The speech, which was high on rhetoric low on new ideas, started off by taking aim at Jeremy Corbyn’s Labour Party. Johnson dubbed Labour a “Tony Benn tribute act,” referencing the Jeremy Corbyn’s mentor who was prominent in the party in the 1980s.
Reason why Boris Johnson keeps mentioning Jeremy Corbyn is because:— Shehab Khan (@ShehabKhan) October 2, 2018
1) He is trying to pitch himself as the best person to take Corbyn on
2) He is clearly very worried about Corbyn's popularity
In fact, Johnson’s speech had more than a little of an 80s feel, with the MP aping former-PM Margaret Thatcher calling for a home-owning electorate, while attacking Labour for being anti-aspiration and demanding further tax cuts.
Remember that whatever policies Boris Johnson says he believes in this afternoon, he holds only one real principle: the further advancement of Boris Johnson— Tom Copley (@tomcopley) October 2, 2018
Boris Johnson’s now a Pound Shop Jacob Rees-Mogg: same script, less verve, sounds tired— Kevin Maguire (@Kevin_Maguire) October 2, 2018
The speech inevitably hit on Brexit, arguing that it was vital the UK leave the EU on the right grounds. “Do not believe that we can somehow get it wrong now and fix it later – get out properly next year, or the year after. Total fantasy.”
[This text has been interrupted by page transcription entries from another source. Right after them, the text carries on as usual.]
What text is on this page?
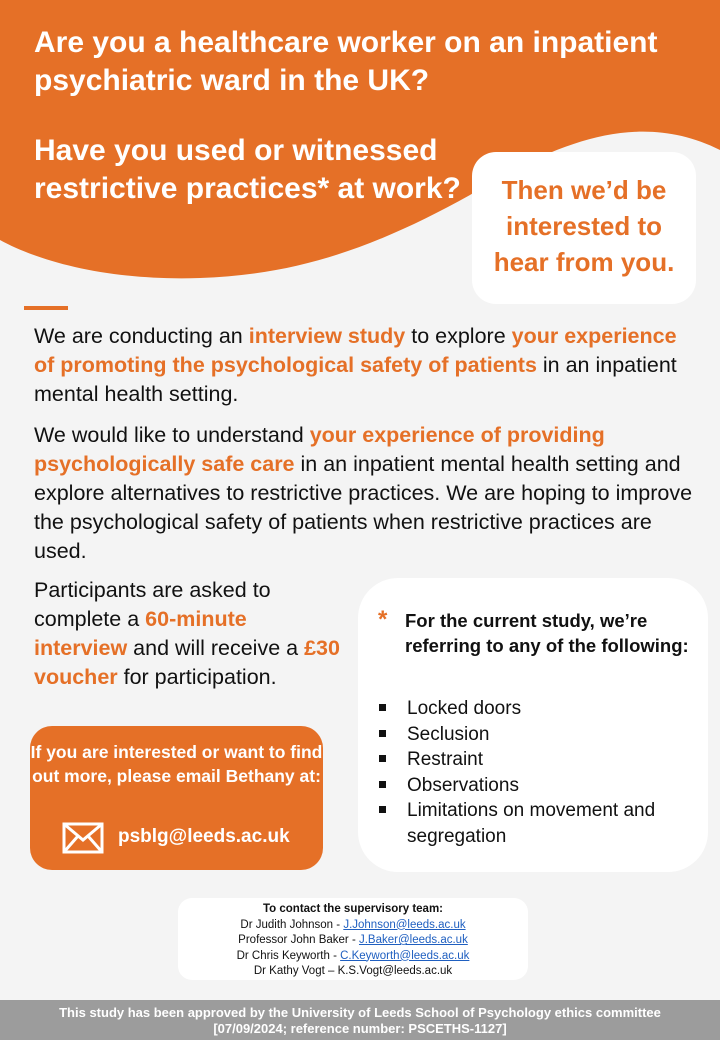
Are you a healthcare worker on an inpatient psychiatric ward in the UK?
Have you used or witnessed restrictive practices* at work?	Then we’d be interested to hear from you.
We are conducting an interview study to explore your experience of promoting the psychological safety of patients in an inpatient mental health setting.
We would like to understand your experience of providing psychologically safe care in an inpatient mental health setting and explore alternatives to restrictive practices. We are hoping to improve the psychological safety of patients when restrictive practices are used.
Participants are asked to complete a 60-minute interview and will receive a £30 voucher for participation.
If you are interested or want to find out more, please email Bethany at:
psblg@leeds.ac.uk
* For the current study, we’re referring to any of the following:
Locked doors
Seclusion
Restraint
Observations
Limitations on movement and segregation
To contact the supervisory team:
Dr Judith Johnson - J.Johnson@leeds.ac.uk
Professor John Baker - J.Baker@leeds.ac.uk
Dr Chris Keyworth - C.Keyworth@leeds.ac.uk
Dr Kathy Vogt – K.S.Vogt@leeds.ac.uk
This study has been approved by the University of Leeds School of Psychology ethics committee
[07/09/2024; reference number: PSCETHS-1127]
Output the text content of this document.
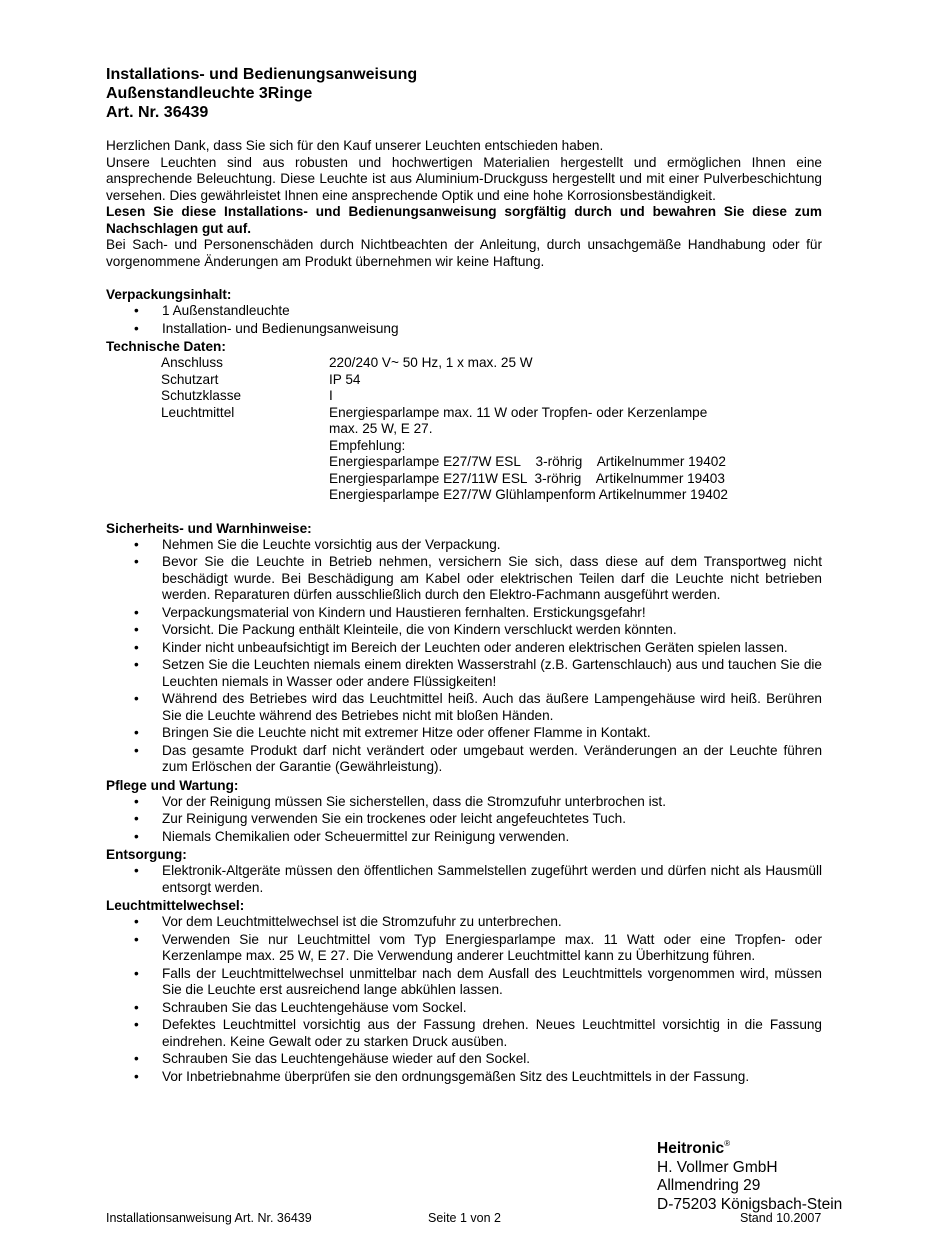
Installations- und Bedienungsanweisung
Außenstandleuchte 3Ringe
Art. Nr. 36439

Herzlichen Dank, dass Sie sich für den Kauf unserer Leuchten entschieden haben.

Unsere Leuchten sind aus robusten und hochwertigen Materialien hergestellt und ermöglichen Ihnen eine ansprechende Beleuchtung. Diese Leuchte ist aus Aluminium-Druckguss hergestellt und mit einer Pulverbeschichtung versehen. Dies gewährleistet Ihnen eine ansprechende Optik und eine hohe Korrosionsbeständigkeit.

Lesen Sie diese Installations- und Bedienungsanweisung sorgfältig durch und bewahren Sie diese zum Nachschlagen gut auf.

Bei Sach- und Personenschäden durch Nichtbeachten der Anleitung, durch unsachgemäße Handhabung oder für vorgenommene Änderungen am Produkt übernehmen wir keine Haftung.

Verpackungsinhalt:
• 1 Außenstandleuchte
• Installation- und Bedienungsanweisung
Technische Daten:
Anschluss	220/240 V~ 50 Hz, 1 x max. 25 W
Schutzart	IP 54
Schutzklasse	I
Leuchtmittel	Energiesparlampe max. 11 W oder Tropfen- oder Kerzenlampe
max. 25 W, E 27.
Empfehlung:
Energiesparlampe E27/7W ESL    3-röhrig    Artikelnummer 19402
Energiesparlampe E27/11W ESL  3-röhrig    Artikelnummer 19403
Energiesparlampe E27/7W Glühlampenform Artikelnummer 19402
Sicherheits- und Warnhinweise:
• Nehmen Sie die Leuchte vorsichtig aus der Verpackung.
• Bevor Sie die Leuchte in Betrieb nehmen, versichern Sie sich, dass diese auf dem Transportweg nicht beschädigt wurde. Bei Beschädigung am Kabel oder elektrischen Teilen darf die Leuchte nicht betrieben werden. Reparaturen dürfen ausschließlich durch den Elektro-Fachmann ausgeführt werden.
• Verpackungsmaterial von Kindern und Haustieren fernhalten. Erstickungsgefahr!
• Vorsicht. Die Packung enthält Kleinteile, die von Kindern verschluckt werden könnten.
• Kinder nicht unbeaufsichtigt im Bereich der Leuchten oder anderen elektrischen Geräten spielen lassen.
• Setzen Sie die Leuchten niemals einem direkten Wasserstrahl (z.B. Gartenschlauch) aus und tauchen Sie die Leuchten niemals in Wasser oder andere Flüssigkeiten!
• Während des Betriebes wird das Leuchtmittel heiß. Auch das äußere Lampengehäuse wird heiß. Berühren Sie die Leuchte während des Betriebes nicht mit bloßen Händen.
• Bringen Sie die Leuchte nicht mit extremer Hitze oder offener Flamme in Kontakt.
• Das gesamte Produkt darf nicht verändert oder umgebaut werden. Veränderungen an der Leuchte führen zum Erlöschen der Garantie (Gewährleistung).
Pflege und Wartung:
• Vor der Reinigung müssen Sie sicherstellen, dass die Stromzufuhr unterbrochen ist.
• Zur Reinigung verwenden Sie ein trockenes oder leicht angefeuchtetes Tuch.
• Niemals Chemikalien oder Scheuermittel zur Reinigung verwenden.
Entsorgung:
• Elektronik-Altgeräte müssen den öffentlichen Sammelstellen zugeführt werden und dürfen nicht als Hausmüll entsorgt werden.
Leuchtmittelwechsel:
• Vor dem Leuchtmittelwechsel ist die Stromzufuhr zu unterbrechen.
• Verwenden Sie nur Leuchtmittel vom Typ Energiesparlampe max. 11 Watt oder eine Tropfen- oder Kerzenlampe max. 25 W, E 27. Die Verwendung anderer Leuchtmittel kann zu Überhitzung führen.
• Falls der Leuchtmittelwechsel unmittelbar nach dem Ausfall des Leuchtmittels vorgenommen wird, müssen Sie die Leuchte erst ausreichend lange abkühlen lassen.
• Schrauben Sie das Leuchtengehäuse vom Sockel.
• Defektes Leuchtmittel vorsichtig aus der Fassung drehen. Neues Leuchtmittel vorsichtig in die Fassung eindrehen. Keine Gewalt oder zu starken Druck ausüben.
• Schrauben Sie das Leuchtengehäuse wieder auf den Sockel.
• Vor Inbetriebnahme überprüfen sie den ordnungsgemäßen Sitz des Leuchtmittels in der Fassung.
Heitronic®
H. Vollmer GmbH
Allmendring 29
D-75203 Königsbach-Stein
Installationsanweisung Art. Nr. 36439	Seite 1 von 2	Stand 10.2007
Johnson was in his element; surrounded by his Tory supporters and the baying media who had mobbed him on his way into the hall. The Brexiteer managed his largest applause when he attacked May’s Chequers deal, branding it as “not pragmatic, it is not a compromise. It is dangerous and unstable – politically and economically.” Before adding: “My fellow Conservatives, this is not democracy. This is not what we voted for. This is an outrage.”
The clapping was more hesitant when, somewhat surprisingly, Johnson called on the audience to support the beleaguered prime minister, albeit conditionally. “I urge our friends in government to deliver what the people voted for, to back Theresa May in the best way possible, by softly, quietly, and sensibly backing her original plan.”
Never wanting to go out on a bum note, Johnson finally rallied the adoring Tories, signing off: “This government will then be remembered for having done something brave and right and remarkable and in accordance with the wishes of the people,” a standing ovation followed.
Despite there being nothing particularly new about Johnson’s speech – the former foreign minister simply rehashed his previous criticisms of soft-Brexit – it has been the highlight of the drab conference so far. When May takes the podium, Wednesday, it will be telling if she can muster the enthusiasm her frenemy Johnson could on the supposed fringe’s of the party.